Tested across 5 scenarios (temp=0.8, top_p=0.9):

Test-ing patternsSlop phrasesNotes
RP coffeeshop scene00Natural dialogue, good pacing
Hemingway style transfer10Short declarative sentences, understated
Chandler noir style40Vivid metaphors, atmospheric
Emotional scene (slop trap)20Grounded, no AI-isms
Instruction following10Doesn't write for user

Anti-Repetition (8-turn multi-turn test)

ModelRepeated 4/5-grams (3+)Total -ing
V2 Base (no DPO)6× "corner of my", 4× "tugging at the", 3× "loose strand"4
DPO-V2 (this model)1× "corner of her" at 3×9

Zero sentence-level repetition across 8 turns of conversation, compared to significant repetition in the base model by turn 6.

Recommended Settings

  • Temperature: 0.8
  • Top-p: 0.9
  • Format: "Quotation marks" for speech, plain text for narration, *italics* for inner thoughts

Limitations

  • Ethiopian Yirgacheffe appears disproportionately when the model discusses coffee (baked into base model training data)
  • Thinking mode is suppressed — the model produces empty think blocks.

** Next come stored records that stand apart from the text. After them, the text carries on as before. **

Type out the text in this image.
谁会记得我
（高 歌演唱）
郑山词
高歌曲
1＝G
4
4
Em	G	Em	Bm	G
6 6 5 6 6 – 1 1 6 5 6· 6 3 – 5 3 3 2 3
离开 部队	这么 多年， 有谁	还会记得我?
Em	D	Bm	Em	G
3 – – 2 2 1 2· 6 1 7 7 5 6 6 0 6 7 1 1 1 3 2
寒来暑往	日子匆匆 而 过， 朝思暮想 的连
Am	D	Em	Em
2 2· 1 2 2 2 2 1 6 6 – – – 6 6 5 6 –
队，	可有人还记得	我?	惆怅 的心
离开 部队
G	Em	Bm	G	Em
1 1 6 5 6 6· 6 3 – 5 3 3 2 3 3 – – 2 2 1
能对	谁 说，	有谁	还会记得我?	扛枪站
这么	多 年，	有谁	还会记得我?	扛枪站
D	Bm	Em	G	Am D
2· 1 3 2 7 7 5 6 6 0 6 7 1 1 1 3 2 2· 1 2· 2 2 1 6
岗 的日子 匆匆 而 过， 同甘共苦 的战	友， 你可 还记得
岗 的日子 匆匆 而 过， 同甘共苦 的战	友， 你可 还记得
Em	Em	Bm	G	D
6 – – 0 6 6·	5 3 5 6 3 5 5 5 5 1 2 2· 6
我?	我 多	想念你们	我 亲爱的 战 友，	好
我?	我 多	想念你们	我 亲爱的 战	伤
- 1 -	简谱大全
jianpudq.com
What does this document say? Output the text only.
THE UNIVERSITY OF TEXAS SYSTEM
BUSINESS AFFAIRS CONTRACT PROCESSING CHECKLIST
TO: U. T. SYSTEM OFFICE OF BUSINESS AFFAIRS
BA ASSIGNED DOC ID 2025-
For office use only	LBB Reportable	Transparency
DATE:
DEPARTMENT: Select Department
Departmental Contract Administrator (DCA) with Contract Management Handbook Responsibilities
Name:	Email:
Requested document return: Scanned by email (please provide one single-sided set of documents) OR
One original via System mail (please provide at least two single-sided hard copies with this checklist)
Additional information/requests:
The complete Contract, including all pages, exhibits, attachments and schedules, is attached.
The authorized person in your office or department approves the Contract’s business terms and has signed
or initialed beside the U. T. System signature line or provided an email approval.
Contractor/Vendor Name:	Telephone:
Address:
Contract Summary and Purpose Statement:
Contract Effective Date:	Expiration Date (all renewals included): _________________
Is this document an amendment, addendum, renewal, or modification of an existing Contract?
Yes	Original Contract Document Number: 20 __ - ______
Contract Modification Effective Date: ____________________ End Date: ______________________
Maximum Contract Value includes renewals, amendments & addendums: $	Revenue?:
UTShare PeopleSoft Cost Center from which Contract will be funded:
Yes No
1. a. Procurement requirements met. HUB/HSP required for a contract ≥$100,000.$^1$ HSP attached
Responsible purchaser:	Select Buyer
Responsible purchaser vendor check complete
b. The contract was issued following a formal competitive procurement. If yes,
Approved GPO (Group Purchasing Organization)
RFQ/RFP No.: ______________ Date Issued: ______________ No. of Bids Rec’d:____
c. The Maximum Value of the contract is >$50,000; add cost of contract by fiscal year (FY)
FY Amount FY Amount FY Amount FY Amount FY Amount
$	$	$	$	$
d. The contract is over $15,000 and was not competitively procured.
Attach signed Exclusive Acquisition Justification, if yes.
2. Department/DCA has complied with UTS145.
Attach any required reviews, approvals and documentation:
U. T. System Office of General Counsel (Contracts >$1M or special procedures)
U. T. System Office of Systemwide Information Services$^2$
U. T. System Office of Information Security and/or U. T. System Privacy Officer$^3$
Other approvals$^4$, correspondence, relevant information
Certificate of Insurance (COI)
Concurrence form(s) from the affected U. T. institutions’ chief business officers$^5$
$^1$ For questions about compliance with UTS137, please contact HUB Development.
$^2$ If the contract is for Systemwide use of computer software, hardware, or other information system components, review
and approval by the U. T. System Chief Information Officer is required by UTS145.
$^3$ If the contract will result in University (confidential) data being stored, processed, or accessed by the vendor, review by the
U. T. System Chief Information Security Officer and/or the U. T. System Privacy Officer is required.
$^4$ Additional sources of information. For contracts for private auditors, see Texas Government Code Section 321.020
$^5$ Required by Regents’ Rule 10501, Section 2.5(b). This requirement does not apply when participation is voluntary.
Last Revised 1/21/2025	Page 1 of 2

Use <think>\n\n</think>\n\n prefill for non-thinking mode.
  • Participial phrase patterns (-ing) are reduced but not eliminated

Training Config

train-v2.yaml (click to expand)
# Combined DPO V2: antirep + style + thinking — on Marvin V2 base
# 402 pairs, 1 epoch, beta=0.1, LR=5e-6
# V2: think masking enabled, 63% of pairs have think blocks

model_name_or_path: ToastyPigeon/Qwen3.5-27B-Marvin-V2
output_dir: runs/qwen35-27b-combined-dpo-v2

attn_implementation: flash_attention_2
bf16: true
gradient_checkpointing: true
gradient_checkpointing_kwargs:
  use_reentrant: false

model_parallel: true
max_memory:
  0: "18GiB"
  1: "18GiB"

chunked_mlp: true
chunked_mlp_chunks: 8

max_length: 2048
max_prompt_length: 512
max_completion_length: 1536

use_chunked_dpo: true
chunked_dpo_size: 4096
precompute_ref_log_probs: true
mask_thinking: true

per_device_train_batch_size: 1
gradient_accumulation_steps: 4

use_peft: true
load_in_4bit: true
bnb_4bit_quant_type: nf4
lora_r: 32
lora_alpha: 16
lora_dropout: 0.0
use_rslora: true
lora_target_modules:
  - in_proj_qkv
  - in_proj_z
  - in_proj_a
  - in_proj_b
  - out_proj
  - q_proj
  - k_proj
  - v_proj
  - o_proj
  - gate_proj
  - up_proj
  - down_proj

beta: 0.1
loss_type: sigmoid

learning_rate: 5.0e-6
lr_scheduler_type: cosine
warmup_ratio: 0.1
weight_decay: 0.0
max_grad_norm: 1.0
optim: paged_adamw_8bit
num_train_epochs: 1

logging_steps: 1
save_strategy: epoch
save_total_limit: 1
report_to: none

Training code: strangedove/loft (transformers-5x branch)

Hardware

  • Training: 2× NVIDIA RTX 3090 (48GB total VRAM)
  • Inference: Fits in ~16GB VRAM at Q4_K_M quantization

GGUF

Q4_K_M quantization available at ToastyPigeon/Qwen3.5-Test-GGUFs as Qwen3.5-27B-Marvin-DPO-V2-Q4_K_M.gguf.